All of the Casablanca albums distributed through Warner bore the catalog designation “NB,” followed by a four-digit number. “NB” was simply Neil’s initials. The first Casablanca album (KISS’s debut) was labeled NB 9001; the second (Gloria Scott’s
What Am I Going to Do?
), was NB 9002, and so on. With Warner now out of the picture, all future Casablanca albums (excluding special releases, like picture discs) would have the designation “NBLP” and a four-digit number. For reasons I do not recall, we started with NBLP 7001 (again beginning with KISS’s first release) and went on from there.
Our assuming of multiple responsibilities was a prime illustration of the fact that Neil understood all aspects of the record industry. He was a creative genius when it came to knowing what was needed, and he was acutely aware of every step necessary to make something happen. This applied not only to developing artwork; he also knew his way around the recording studio, the mastering lab, the manufacturing plant, and even the mailroom. His broad knowledge of the business made us bulletproof from scams and schemes: no company involved in the production process could cut corners or take advantage of him.

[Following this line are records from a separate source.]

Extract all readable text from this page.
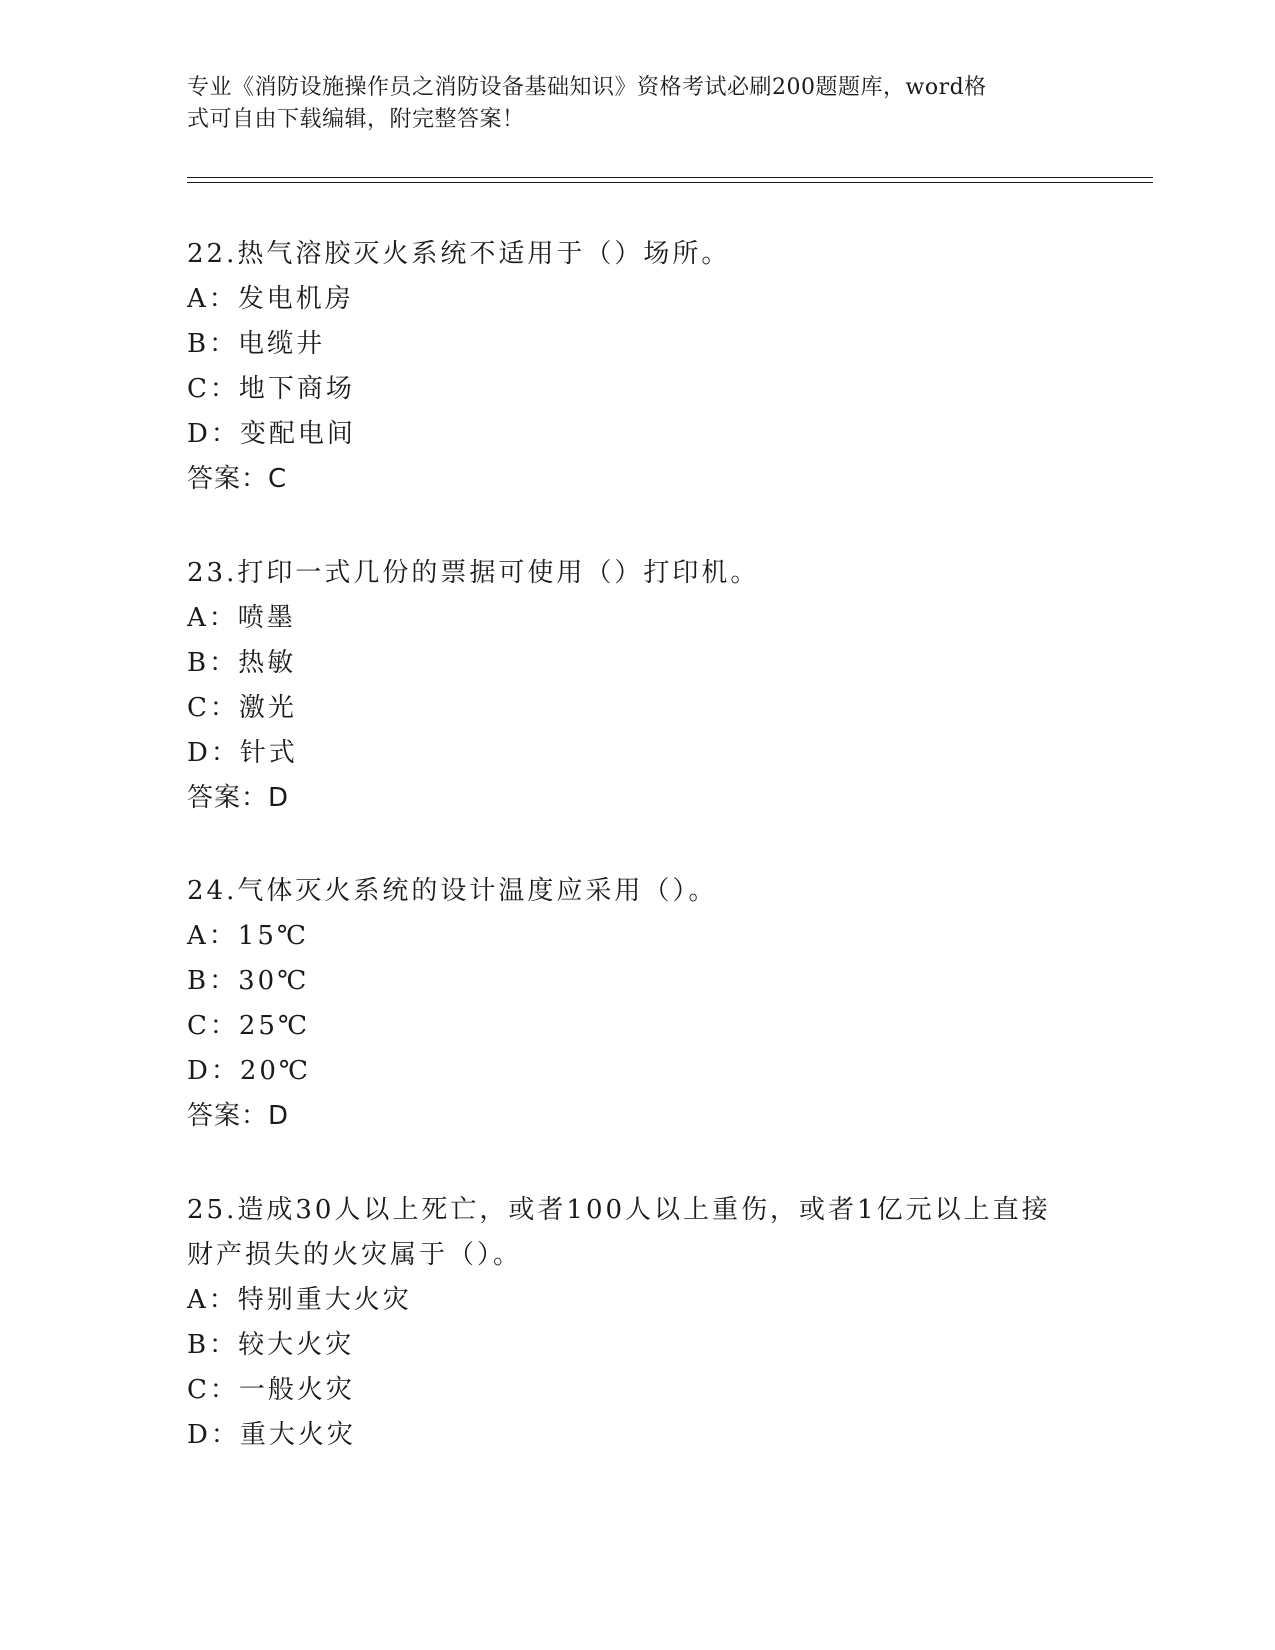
专业《消防设施操作员之消防设备基础知识》资格考试必刷200题题库，word格
式可自由下载编辑，附完整答案！
22.热气溶胶灭火系统不适用于（）场所。
A：发电机房
B：电缆井
C：地下商场
D：变配电间
答案：C
23.打印一式几份的票据可使用（）打印机。
A：喷墨
B：热敏
C：激光
D：针式
答案：D
24.气体灭火系统的设计温度应采用（）。
A：15℃
B：30℃
C：25℃
D：20℃
答案：D
25.造成30人以上死亡，或者100人以上重伤，或者1亿元以上直接
财产损失的火灾属于（）。
A：特别重大火灾
B：较大火灾
C：一般火灾
D：重大火灾
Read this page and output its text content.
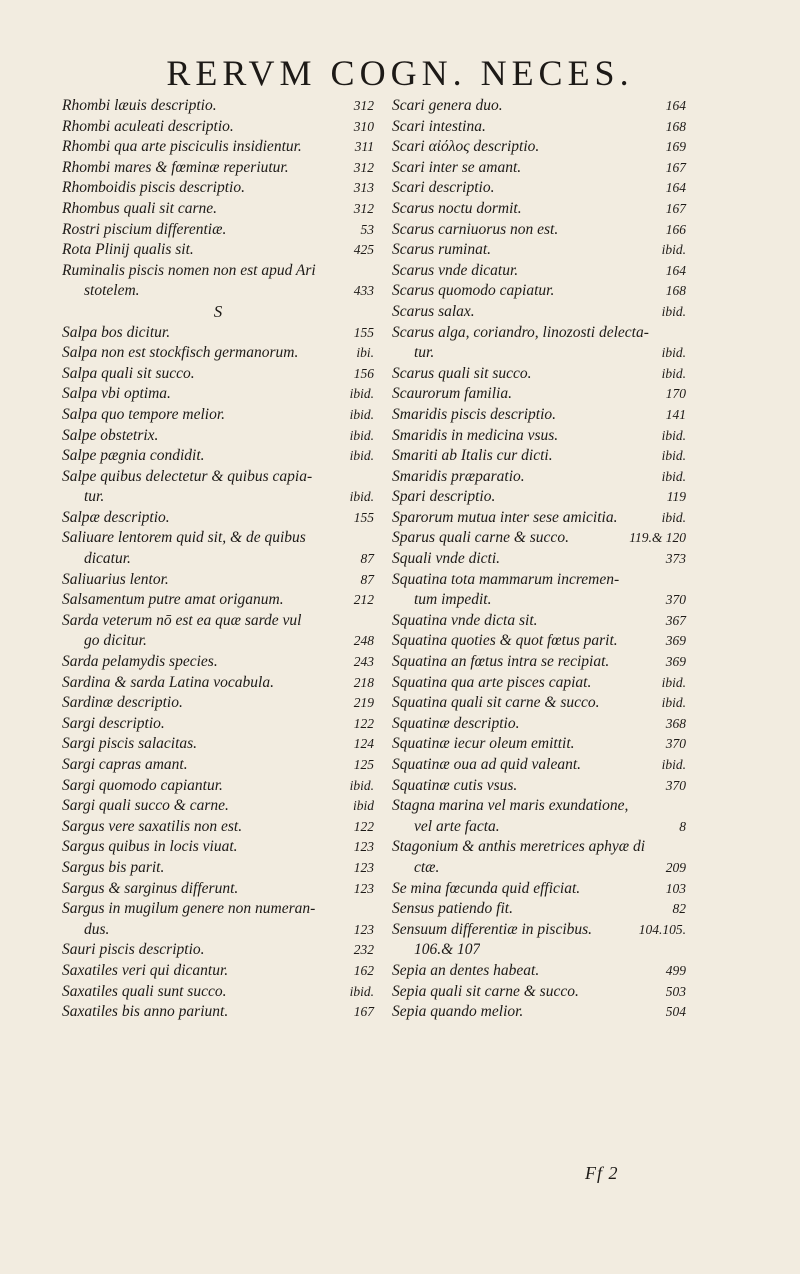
RERVM COGN. NECES.
Rhombi læuis descriptio.	312
Rhombi aculeati descriptio.	310
Rhombi qua arte pisciculis insidientur.	311
Rhombi mares & fœminæ reperiutur.	312
Rhomboidis piscis descriptio.	313
Rhombus quali sit carne.	312
Rostri piscium differentiæ.	53
Rota Plinij qualis sit.	425
Ruminalis piscis nomen non est apud Ari
stotelem.	433
S
Salpa bos dicitur.	155
Salpa non est stockfisch germanorum.	ibi.
Salpa quali sit succo.	156
Salpa vbi optima.	ibid.
Salpa quo tempore melior.	ibid.
Salpe obstetrix.	ibid.
Salpe pægnia condidit.	ibid.
Salpe quibus delectetur & quibus capia-
tur.	ibid.
Salpæ descriptio.	155
Saliuare lentorem quid sit, & de quibus
dicatur.	87
Saliuarius lentor.	87
Salsamentum putre amat origanum.	212
Sarda veterum nō est ea quæ sarde vul
go dicitur.	248
Sarda pelamydis species.	243
Sardina & sarda Latina vocabula.	218
Sardinæ descriptio.	219
Sargi descriptio.	122
Sargi piscis salacitas.	124
Sargi capras amant.	125
Sargi quomodo capiantur.	ibid.
Sargi quali succo & carne.	ibid
Sargus vere saxatilis non est.	122
Sargus quibus in locis viuat.	123
Sargus bis parit.	123
Sargus & sarginus differunt.	123
Sargus in mugilum genere non numeran-
dus.	123
Sauri piscis descriptio.	232
Saxatiles veri qui dicantur.	162
Saxatiles quali sunt succo.	ibid.
Saxatiles bis anno pariunt.	167
Scari genera duo.	164
Scari intestina.	168
Scari αἰόλος descriptio.	169
Scari inter se amant.	167
Scari descriptio.	164
Scarus noctu dormit.	167
Scarus carniuorus non est.	166
Scarus ruminat.	ibid.
Scarus vnde dicatur.	164
Scarus quomodo capiatur.	168
Scarus salax.	ibid.
Scarus alga, coriandro, linozosti delecta-
tur.	ibid.
Scarus quali sit succo.	ibid.
Scaurorum familia.	170
Smaridis piscis descriptio.	141
Smaridis in medicina vsus.	ibid.
Smariti ab Italis cur dicti.	ibid.
Smaridis præparatio.	ibid.
Spari descriptio.	119
Sparorum mutua inter sese amicitia.	ibid.
Sparus quali carne & succo.	119.& 120
Squali vnde dicti.	373
Squatina tota mammarum incremen-
tum impedit.	370
Squatina vnde dicta sit.	367
Squatina quoties & quot fœtus parit.	369
Squatina an fœtus intra se recipiat.	369
Squatina qua arte pisces capiat.	ibid.
Squatina quali sit carne & succo.	ibid.
Squatinæ descriptio.	368
Squatinæ iecur oleum emittit.	370
Squatinæ oua ad quid valeant.	ibid.
Squatinæ cutis vsus.	370
Stagna marina vel maris exundatione,
vel arte facta.	8
Stagonium & anthis meretrices aphyæ di
ctæ.	209
Se mina fœcunda quid efficiat.	103
Sensus patiendo fit.	82
Sensuum differentiæ in piscibus.	104.105.
106.& 107
Sepia an dentes habeat.	499
Sepia quali sit carne & succo.	503
Sepia quando melior.	504
Ff 2
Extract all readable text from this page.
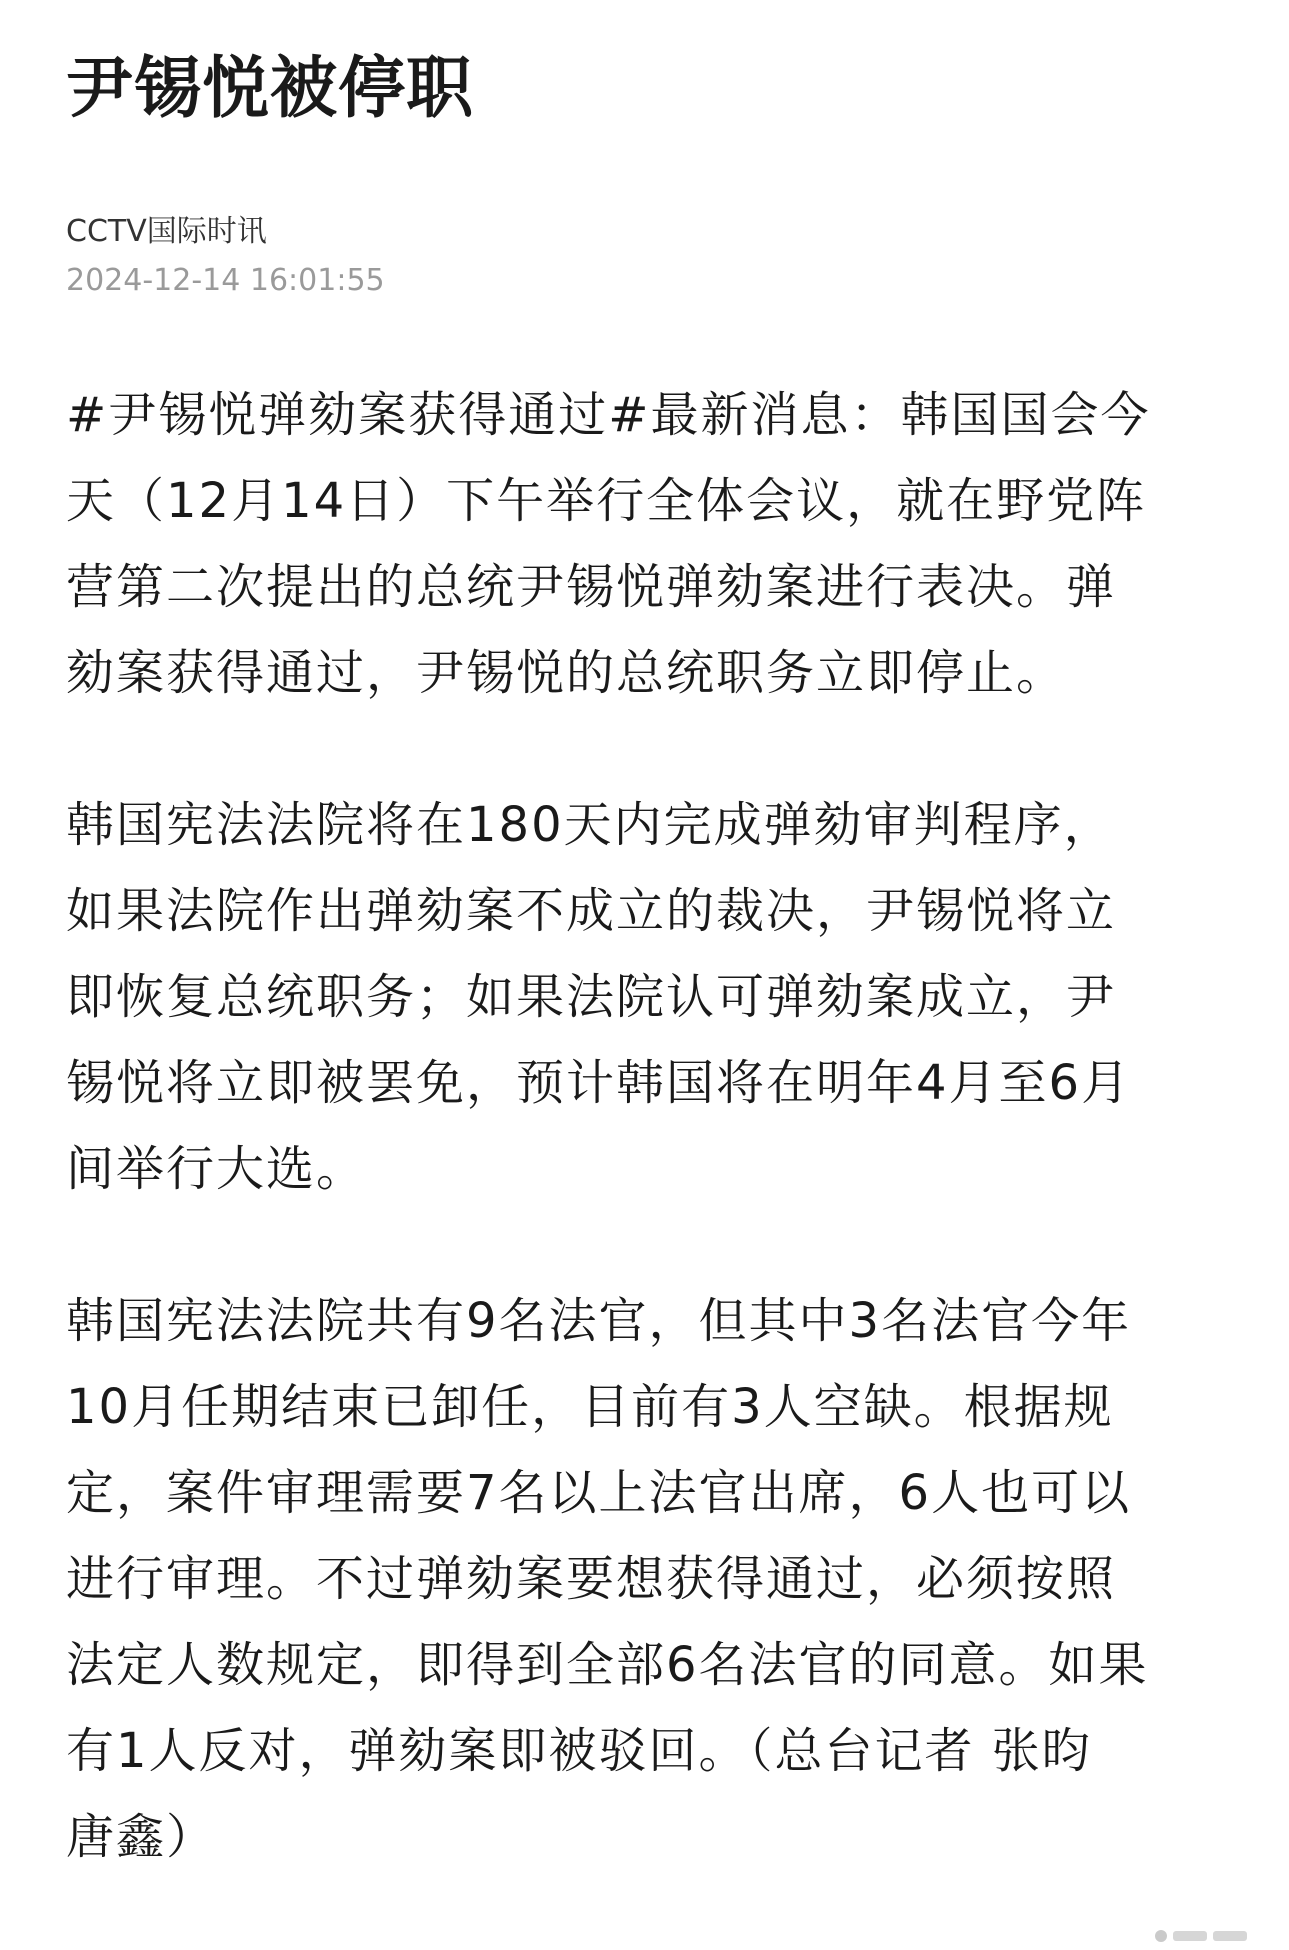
尹锡悦被停职
CCTV国际时讯
2024-12-14 16:01:55

#尹锡悦弹劾案获得通过#最新消息：韩国国会今
天（12月14日）下午举行全体会议，就在野党阵
营第二次提出的总统尹锡悦弹劾案进行表决。弹
劾案获得通过，尹锡悦的总统职务立即停止。

韩国宪法法院将在180天内完成弹劾审判程序，
如果法院作出弹劾案不成立的裁决，尹锡悦将立
即恢复总统职务；如果法院认可弹劾案成立，尹
锡悦将立即被罢免，预计韩国将在明年4月至6月
间举行大选。

韩国宪法法院共有9名法官，但其中3名法官今年
10月任期结束已卸任，目前有3人空缺。根据规
定，案件审理需要7名以上法官出席，6人也可以
进行审理。不过弹劾案要想获得通过，必须按照
法定人数规定，即得到全部6名法官的同意。如果
有1人反对，弹劾案即被驳回。（总台记者 张昀
唐鑫）
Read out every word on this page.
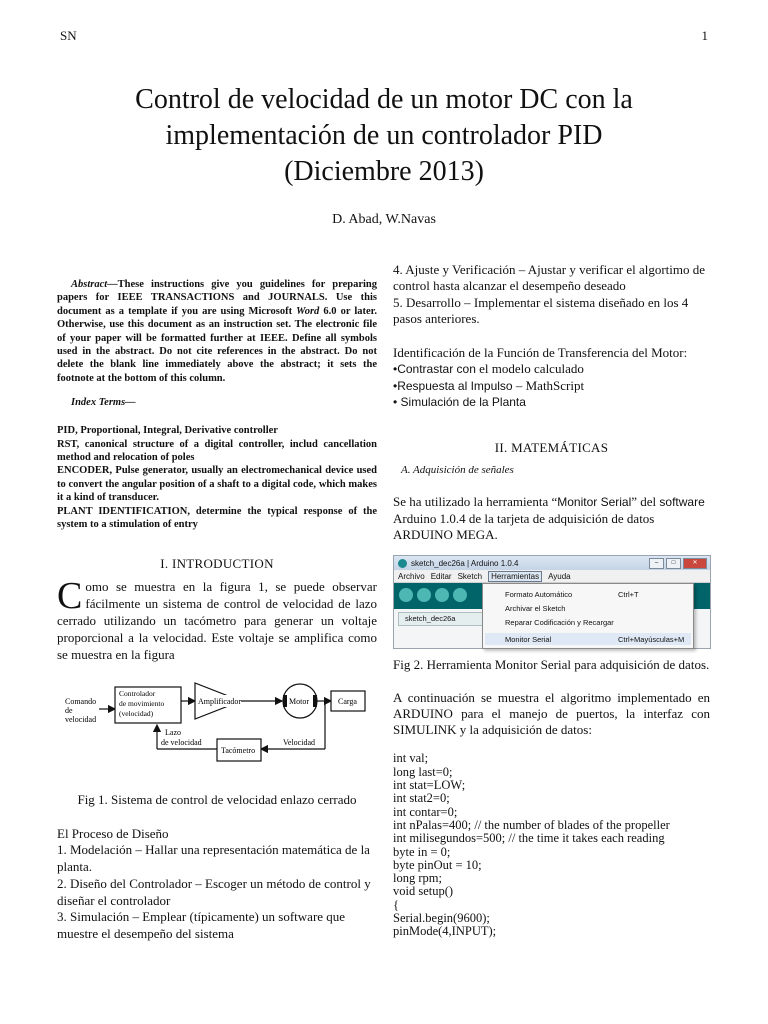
SN	1
Control de velocidad de un motor DC con la
implementación de un controlador PID
(Diciembre 2013)
D. Abad, W.Navas
Abstract—These instructions give you guidelines for preparing papers for IEEE TRANSACTIONS and JOURNALS. Use this document as a template if you are using Microsoft Word 6.0 or later. Otherwise, use this document as an instruction set. The electronic file of your paper will be formatted further at IEEE. Define all symbols used in the abstract. Do not cite references in the abstract. Do not delete the blank line immediately above the abstract; it sets the footnote at the bottom of this column.
Index Terms—
PID, Proportional, Integral, Derivative controller
RST, canonical structure of a digital controller, includ cancellation method and relocation of poles
ENCODER, Pulse generator, usually an electromechanical device used to convert the angular position of a shaft to a digital code, which makes it a kind of transducer.
PLANT IDENTIFICATION, determine the typical response of the system to a stimulation of entry
I. INTRODUCTION
Como se muestra en la figura 1, se puede observar fácilmente un sistema de control de velocidad de lazo cerrado utilizando un tacómetro para generar un voltaje proporcional a la velocidad. Este voltaje se amplifica como se muestra en la figura
Comando
de
velocidad
Controlador
de movimiento
(velocidad)
Amplificador	Motor	Carga
Velocidad
Tacómetro
Lazo
de velocidad
Fig 1. Sistema de control de velocidad enlazo cerrado
El Proceso de Diseño
1. Modelación – Hallar una representación matemática de la planta.
2. Diseño del Controlador – Escoger un método de control y diseñar el controlador
3. Simulación – Emplear (típicamente) un software que muestre el desempeño del sistema

4. Ajuste y Verificación – Ajustar y verificar el algortimo de control hasta alcanzar el desempeño deseado

5. Desarrollo – Implementar el sistema diseñado en los 4 pasos anteriores.

Identificación de la Función de Transferencia del Motor:

•Contrastar con el modelo calculado

•Respuesta al Impulso – MathScript

• Simulación de la Planta

II. MATEMÁTICAS
A. Adquisición de señales
Se ha utilizado la herramienta “Monitor Serial” del software Arduino 1.0.4 de la tarjeta de adquisición de datos ARDUINO MEGA.
sketch_dec26a | Arduino 1.0.4	–	□	✕
Archivo Editar Sketch	Herramientas	Ayuda
sketch_dec26a
Formato Automático	Ctrl+T
Archivar el Sketch
Reparar Codificación y Recargar
Monitor Serial	Ctrl+Mayúsculas+M
Fig 2. Herramienta Monitor Serial para adquisición de datos.
A continuación se muestra el algoritmo implementado en ARDUINO para el manejo de puertos, la interfaz con SIMULINK y la adquisición de datos:
int val;
long last=0;
int stat=LOW;
int stat2=0;
int contar=0;
int nPalas=400; // the number of blades of the propeller
int milisegundos=500; // the time it takes each reading
byte in = 0;
byte pinOut = 10;
long rpm;
void setup()
{
Serial.begin(9600);
pinMode(4,INPUT);
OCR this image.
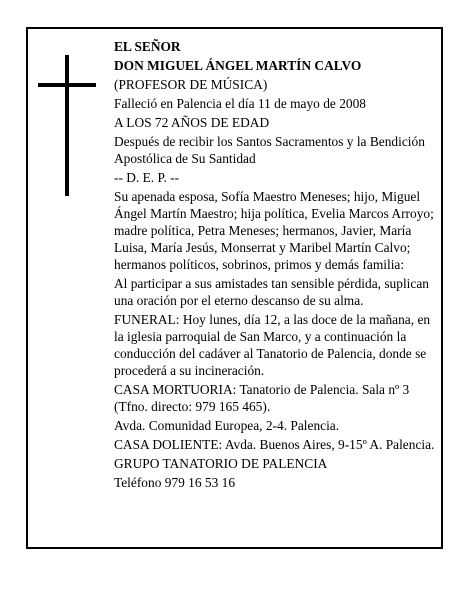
EL SEÑOR

DON MIGUEL ÁNGEL MARTÍN CALVO

(PROFESOR DE MÚSICA)

Falleció en Palencia el día 11 de mayo de 2008

A LOS 72 AÑOS DE EDAD

Después de recibir los Santos Sacramentos y la Bendición Apostólica de Su Santidad

-- D. E. P. --

Su apenada esposa, Sofía Maestro Meneses; hijo, Miguel Ángel Martín Maestro; hija política, Evelia Marcos Arroyo; madre política, Petra Meneses; hermanos, Javier, María Luisa, María Jesús, Monserrat y Maribel Martín Calvo; hermanos políticos, sobrinos, primos y demás familia:

Al participar a sus amistades tan sensible pérdida, suplican una oración por el eterno descanso de su alma.

FUNERAL: Hoy lunes, día 12, a las doce de la mañana, en la iglesia parroquial de San Marco, y a continuación la conducción del cadáver al Tanatorio de Palencia, donde se procederá a su incineración.

CASA MORTUORIA: Tanatorio de Palencia. Sala nº 3 (Tfno. directo: 979 165 465).

Avda. Comunidad Europea, 2-4. Palencia.

CASA DOLIENTE: Avda. Buenos Aires, 9-15º A. Palencia.

GRUPO TANATORIO DE PALENCIA

Teléfono 979 16 53 16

With the influx of new employees, it was vital that we set an example, so Neil and I always came to work early. Furthermore, most LA record companies would begin the business day at maybe nine or ten in the morning, but Neil and I were New Yorkers at heart—we liked to begin early so we could catch up with the East Coast. We’d typically put in a good twelve hours, usually leaving the office at 6:00 or 7:00 p.m., and then we’d go home or out to dinner and drinks at Roy’s, where we would network with other industry types. Roy’s was the only place in LA run by industry people, and the music crowd, and occasionally the film crowd, would fill the bar, hanging out and carrying on. The bar was narrow and small, which made for more intimacy and camaraderie. A night at Roy’s was a rite of passage for newbies at record companies such as A&M, Warner, and Capitol.
Having so much new responsibility on my plate, I required some education (you can only fake so many things at once). I attended as many meetings as I could with Neil and Chris Whorf. I paid close attention to their decision-making methodology. The experience I gained in those few months when we created what Casablanca was to become was ten times more worthwhile than anything I could have learned at business school. Simply attending meetings, hanging out at recording studios, and watching from the sidelines at mastering labs and manufacturing plants was the single greatest learning experience of my life. I absorbed years of book learning inside of a few months.